I play most of my music from laptop using grooveshark. I just always hear a separation in the mid range between the R&L and the sub. I just don't get that smooth transition between the sub and the rest.


----------



## rentonhighlands

rambocommando said:


> It _could_ definitely help your sound quality, but it will depend on your setup.
> What is the input of the system? iPod, Computer(FLAC, MP3, AAC), Turntable
> What kind of speakers do you have?
> Do you want to expand to have more channels later?
> 
> Do you have a way to measure the output of the speakers? SPL Meter, Computer with REW
> 
> An equalizer can help you make the frequency response chart of your setup flatter across the frequencies, but if you are playing low-bitrate compressed audio on a set of $20 speakers then you aren't going to notice the change the equalizer makes.


I don't have a way to measure the output of the speakers.


----------



## chashint

Which plate amp do you have ?


----------



## Glen B

I have used several pieces of ART Pro Audio sound processing gear in my bi-amped party system, including the 341 EQ. I still use their CX311 crossover. IMO they are among the better value in budget priced pro components. I am very sensitive to noises and distortions, and have not had any such problems. I've received multiple compliments on the sound quality of the system from party guests, which speaks for itself.


----------



## STMY

As a professional sound engineer working both live and in various studio recording facilities, I am always disappionted to see when EQ is ruled out or negatively approached for beginners or more experienced users who are pondering the idea of integrating an Equaliser in (one of) their system(s).

An Equaliser can be used effectively in various setups plugged in before the main amplifier:

1 - live venue/party/background music - to create an atmosphere where mids/highs are in balance with the ability to communicate with other guests (possibly altered when the crowd gets bigger)

2 - playing back older recordings

3 - as a tool for finding and "eliminating" problematic frequencies in one's amp/speaker setup, and to investigate the usefullness of certain contemplated acoustic treatments

4 - a cheap "solution" using it as a tool (like in 3) when one's budget is limited (which nothing to be ashamed about)

Before the EQ enters the system, one should at least do everything possible to find the optimum position and direction for the used speaker system to start modifying from there.
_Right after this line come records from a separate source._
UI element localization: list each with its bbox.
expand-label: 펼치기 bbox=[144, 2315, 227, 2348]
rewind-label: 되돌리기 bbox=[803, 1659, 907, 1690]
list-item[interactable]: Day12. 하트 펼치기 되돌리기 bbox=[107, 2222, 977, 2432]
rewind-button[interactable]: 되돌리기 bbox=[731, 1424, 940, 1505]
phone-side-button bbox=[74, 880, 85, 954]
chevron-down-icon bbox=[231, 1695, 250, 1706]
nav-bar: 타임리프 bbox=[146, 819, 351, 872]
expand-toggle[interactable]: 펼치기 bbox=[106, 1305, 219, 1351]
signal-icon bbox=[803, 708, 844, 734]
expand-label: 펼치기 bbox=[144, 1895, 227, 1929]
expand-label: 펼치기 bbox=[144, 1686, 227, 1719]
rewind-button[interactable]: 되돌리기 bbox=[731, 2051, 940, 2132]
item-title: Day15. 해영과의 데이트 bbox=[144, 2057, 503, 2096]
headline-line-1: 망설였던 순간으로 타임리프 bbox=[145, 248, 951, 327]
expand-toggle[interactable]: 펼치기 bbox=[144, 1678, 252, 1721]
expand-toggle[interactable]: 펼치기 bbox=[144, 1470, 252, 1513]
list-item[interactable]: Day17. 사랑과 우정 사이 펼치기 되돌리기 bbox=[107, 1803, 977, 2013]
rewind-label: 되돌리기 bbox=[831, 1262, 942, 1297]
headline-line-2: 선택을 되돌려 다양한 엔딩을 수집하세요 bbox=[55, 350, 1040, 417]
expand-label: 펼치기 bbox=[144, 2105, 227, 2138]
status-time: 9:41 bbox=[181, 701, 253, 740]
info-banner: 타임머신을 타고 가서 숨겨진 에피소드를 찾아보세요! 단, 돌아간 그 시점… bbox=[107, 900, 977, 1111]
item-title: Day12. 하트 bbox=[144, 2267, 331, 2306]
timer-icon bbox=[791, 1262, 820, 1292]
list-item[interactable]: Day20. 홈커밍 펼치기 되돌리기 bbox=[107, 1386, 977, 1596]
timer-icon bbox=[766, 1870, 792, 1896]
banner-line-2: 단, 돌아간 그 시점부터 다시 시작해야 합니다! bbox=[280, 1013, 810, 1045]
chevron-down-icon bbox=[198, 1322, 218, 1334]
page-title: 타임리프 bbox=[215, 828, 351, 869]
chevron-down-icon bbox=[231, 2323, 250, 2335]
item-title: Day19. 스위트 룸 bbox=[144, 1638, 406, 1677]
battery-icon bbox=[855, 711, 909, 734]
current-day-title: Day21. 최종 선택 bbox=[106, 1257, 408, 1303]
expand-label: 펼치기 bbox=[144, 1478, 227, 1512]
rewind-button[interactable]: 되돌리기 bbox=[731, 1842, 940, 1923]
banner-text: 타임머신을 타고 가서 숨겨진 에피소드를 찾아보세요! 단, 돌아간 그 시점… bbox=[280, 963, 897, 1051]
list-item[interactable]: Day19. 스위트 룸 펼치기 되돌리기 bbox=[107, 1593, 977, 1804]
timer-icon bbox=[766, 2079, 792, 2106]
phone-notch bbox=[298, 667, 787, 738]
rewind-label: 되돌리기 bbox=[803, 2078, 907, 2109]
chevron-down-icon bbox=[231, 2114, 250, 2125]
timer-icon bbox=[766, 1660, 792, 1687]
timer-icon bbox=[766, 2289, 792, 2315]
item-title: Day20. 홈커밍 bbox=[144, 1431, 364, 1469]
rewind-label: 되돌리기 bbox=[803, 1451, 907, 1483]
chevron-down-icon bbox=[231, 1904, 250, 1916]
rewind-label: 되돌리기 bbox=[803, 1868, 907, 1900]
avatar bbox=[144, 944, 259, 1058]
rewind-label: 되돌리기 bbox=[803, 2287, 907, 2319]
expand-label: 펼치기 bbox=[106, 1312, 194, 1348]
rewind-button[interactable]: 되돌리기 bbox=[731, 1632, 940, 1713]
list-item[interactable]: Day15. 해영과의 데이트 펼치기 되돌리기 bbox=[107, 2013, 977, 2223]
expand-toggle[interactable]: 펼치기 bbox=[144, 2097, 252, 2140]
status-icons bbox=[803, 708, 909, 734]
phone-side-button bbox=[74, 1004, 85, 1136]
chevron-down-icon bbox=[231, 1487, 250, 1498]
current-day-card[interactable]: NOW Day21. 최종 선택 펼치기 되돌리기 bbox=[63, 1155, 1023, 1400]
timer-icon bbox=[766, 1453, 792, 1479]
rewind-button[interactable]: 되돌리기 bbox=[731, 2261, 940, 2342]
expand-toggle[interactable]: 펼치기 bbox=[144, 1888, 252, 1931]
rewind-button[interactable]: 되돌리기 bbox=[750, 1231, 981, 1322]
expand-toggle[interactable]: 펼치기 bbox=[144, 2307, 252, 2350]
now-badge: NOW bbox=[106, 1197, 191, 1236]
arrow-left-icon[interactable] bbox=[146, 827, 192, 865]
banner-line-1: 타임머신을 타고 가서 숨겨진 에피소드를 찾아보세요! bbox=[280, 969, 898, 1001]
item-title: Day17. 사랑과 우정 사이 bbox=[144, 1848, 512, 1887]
Maximise output of your standard setup first before tweaking.

ART is a respectable brand in the professional studio community. Home Equalizers are a lot worse in phase-issues, are more noisy, have limited +/-dB action and are relatively expensive. This ART has unbalanced connectors which make it ideal to hook it up using shorter interlinks. If the item has balanced connections too (like we professionals prefer, then you can run longer lines between EQ and amp, keeping it close to your players.


----------



## chashint

rentonhighlands said:


> I just always hear a separation in the mid range between the R&L and the sub. I just don't get that smooth transition between the sub and the rest.


If your subwoofer has high line inputs I would recommend connecting the speakers through the subwoofer and using the subwoofers crossover to blend into the speakers low end.
If the subwoofer's volume is level matched to the speakers you should be able to achieve a seamless balance.


----------



## rambocommando

If you don't have any way to measure the sound, I'm not really sure what you are going to do with the equalizer since you'll be guessing at which frequencies are louder/quieter. I would suggest getting a mic and running REW with your current setup to see if you really have a frequency response issue and if its something that could be resolved with an equalizer. 

Without something to measure your setup, you're really shooting in the dark


----------